How new EMTALA guidelines regarding on-call physicians are giving hospitals greater flexibility to work around shortages. It’s 3 a.m. Do you know where your on-call physicians are? Hospitals are just now beginning to grasp the implications of changes to the Emergency Medical Treatment and Active Labor Act of 1986 (EMTALA) that the Centers for Medicare and Medicaid Services approved in October.

Included in the FY2009 inpatient prospective payment system final rule, the CMS guidelines seek to clarify when and how unstable patients are transferred. If an unstable patient is to be transferred to a receiving facility with specialized capabilities, the receiving hospital has an EMTALA obligation to accept the patient, as long as the transfer is appropriate and the hospital has the capacity to treat the individual.

Also under the new rules, hospitals can meet the EMTALA requirement for maintaining an on-call physician list by participating in a formalized community call plan among hospitals. The list must be maintained “in accordance with the resources available to the hospital” and include sufficient guidance that a hospital is obligated to provide on-call services based on the resources it has available at the time, including the availability of specialists.

The sharing of on-call resources “sounds pretty good at first blush,” said Tony Colarossi, partner with the healthcare consulting business at Plante & Moran, a CPA and business consulting firm based in Southfield, Mich. Plante & Moran has healthcare clients in 22 states divided evenly between hospitals and senior care facilities.

Facilities will be consulting staff attorneys and proceeding cautiously because of three primary concerns, Colarossi said. First, antitrust issues could be raised because of collaboration between competing facilities. “I don’t think CMS has opined on that issue,” Colarossi said.

Second, facilities are concerned with remaining in compliance with HIPAA regulations as patients are transferred from one facility to another. Finally, physicians and practice groups will want hospitals to devise plans that share the burden of on-call coverage while giving physicians work/life balance.

Colarossi believes that CMS promulgates regulatory changes in good faith, providing as much clarity as possible. However, language in a regulation can often be interpreted in more than one way, leaving hospitals unsure of how to proceed. 

For example, can a specialist perform elective surgery while he’s on call? The consultant believes the new rules could facilitate a dialog that helps both hospitals that need on-call specialists and physicians and practice groups that provide these services.

However, drafting a plan that meets CMS muster while assuaging the various stakeholders will depend greatly on the population in the area. “What works in Detroit will be different from what works in Decatur, Ala.,” said Colarossi.

Bridging the gap

Dr. Steven Liu, a partner in a San Diego-based hospitalist group, says the use of hospitalists can help bridge the gap between patient arrival in the ED and specialty care.

“Hospitalists have had a moderate impact on EMTALA,” said Liu, who’s also chairman and chief medical officer at Atlanta-based Ingenious Med, which provides charge-capture software primarily for physicians who serve in-patients. “For medical, nonsurgical, and non-OB patients, hospitalists are good at stabilizing patients until a specialist can get there.”

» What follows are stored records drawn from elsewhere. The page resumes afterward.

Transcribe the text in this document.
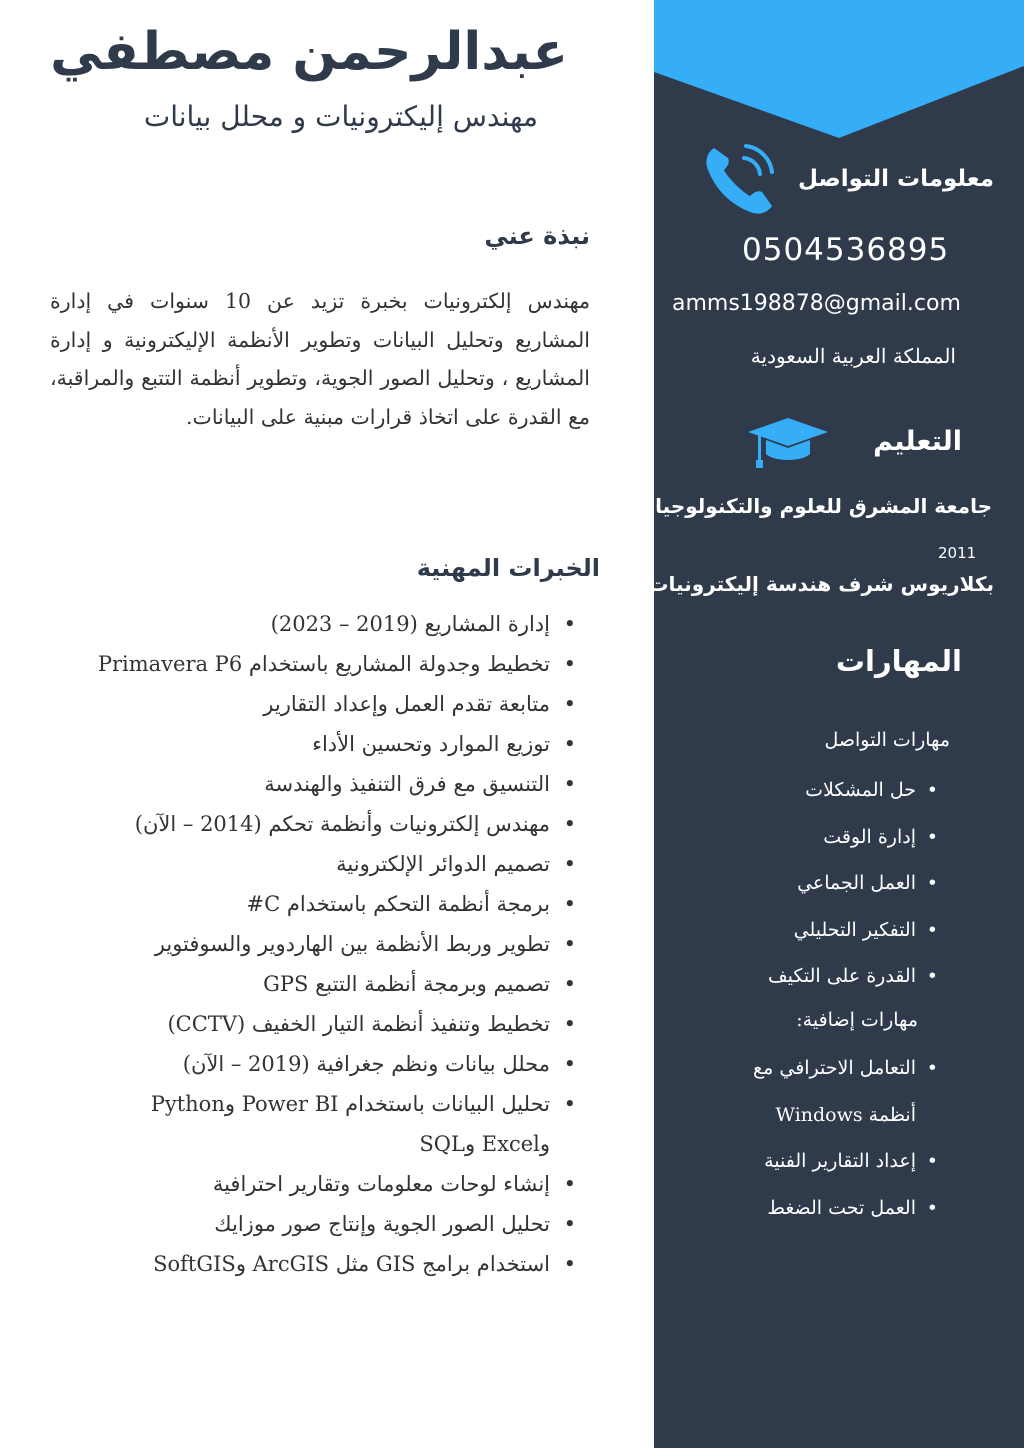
معلومات التواصل
0504536895
amms198878@gmail.com
المملكة العربية السعودية
التعليم
جامعة المشرق للعلوم والتكنولوجيا
2011
بكلاريوس شرف هندسة إليكترونيات
المهارات
مهارات التواصل
• حل المشكلات
• إدارة الوقت
• العمل الجماعي
• التفكير التحليلي
• القدرة على التكيف
مهارات إضافية:
• التعامل الاحترافي مع أنظمة Windows
• إعداد التقارير الفنية
• العمل تحت الضغط
عبدالرحمن مصطفي
مهندس إليكترونيات و محلل بيانات
نبذة عني
مهندس إلكترونيات بخبرة تزيد عن 10 سنوات في إدارة المشاريع وتحليل البيانات وتطوير الأنظمة الإليكترونية و إدارة المشاريع ، وتحليل الصور الجوية، وتطوير أنظمة التتبع والمراقبة، مع القدرة على اتخاذ قرارات مبنية على البيانات.
الخبرات المهنية
• إدارة المشاريع (2019 – 2023)
• تخطيط وجدولة المشاريع باستخدام Primavera P6
• متابعة تقدم العمل وإعداد التقارير
• توزيع الموارد وتحسين الأداء
• التنسيق مع فرق التنفيذ والهندسة
• مهندس إلكترونيات وأنظمة تحكم (2014 – الآن)
• تصميم الدوائر الإلكترونية
• برمجة أنظمة التحكم باستخدام C#
• تطوير وربط الأنظمة بين الهاردوير والسوفتوير
• تصميم وبرمجة أنظمة التتبع GPS
• تخطيط وتنفيذ أنظمة التيار الخفيف (CCTV)
• محلل بيانات ونظم جغرافية (2019 – الآن)
• تحليل البيانات باستخدام Power BI وPython وExcel وSQL
• إنشاء لوحات معلومات وتقارير احترافية
• تحليل الصور الجوية وإنتاج صور موزايك
• استخدام برامج GIS مثل ArcGIS وSoftGIS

In addition to hospitalists, Liu has seen a rise in other hospital-specific physicians such as laborists for OB/gyn cases, along with hospitalists specializing in surgery and neurology. “I wouldn’t be surprised if hospitals fund, subsidize, and promote this if physicians are interested in doing it,” said Liu.

Hospitals have wide leeway to follow EMTALA guidelines that can vary on the size of the facility, its location, and the number of specialists in the area, said Jeff Birch, an RN who works for Soyring Consulting, St. Petersburg, Fla.

In large metro areas, particularly those with a large university hospital, residents often are the first responders, an option not available in smaller hospitals or communities. With smaller facilities, hospitals will sometimes hire specialty physicians as hospital employees and rotate on-call duties among those in a particular specialty.

In areas with an emphasis on a particular specialty (think orthopedics in a resort area), hospitals can schedule on-call help during peak times, such as weekends or during ski season. Smaller hospitals in areas with few specialists can contract with a specialist to handle a “reasonable” number of     calls during a certain period of time. Contracts with specialists or groups can call for reimbursement on a case-by-case basis during the on-call period or a flat rate to be on call for a certain number of hours.

Hospitals can also share calls, negotiating the times when each accepts trauma cases and making sure local medical responders know when those times are. Specialists can be on call at two hospitals simultaneously. In those instances, CMS asks that both hospitals be informed and that the physician has a backup plan should two cases arise at the same time.

An emerging consideration is how on-call physicians are reimbursed for their services. An estimated 25% of patients are self-pay, which can mean difficulties getting paid for services rendered. 

Birch said flexibility is critical for hospitals to provide quality emergency medical care. “Smaller hospitals have a harder time attracting specialty physicians,” Birch said. “And physicians in private practice are reluctant to be on call because it can interfere with family life.”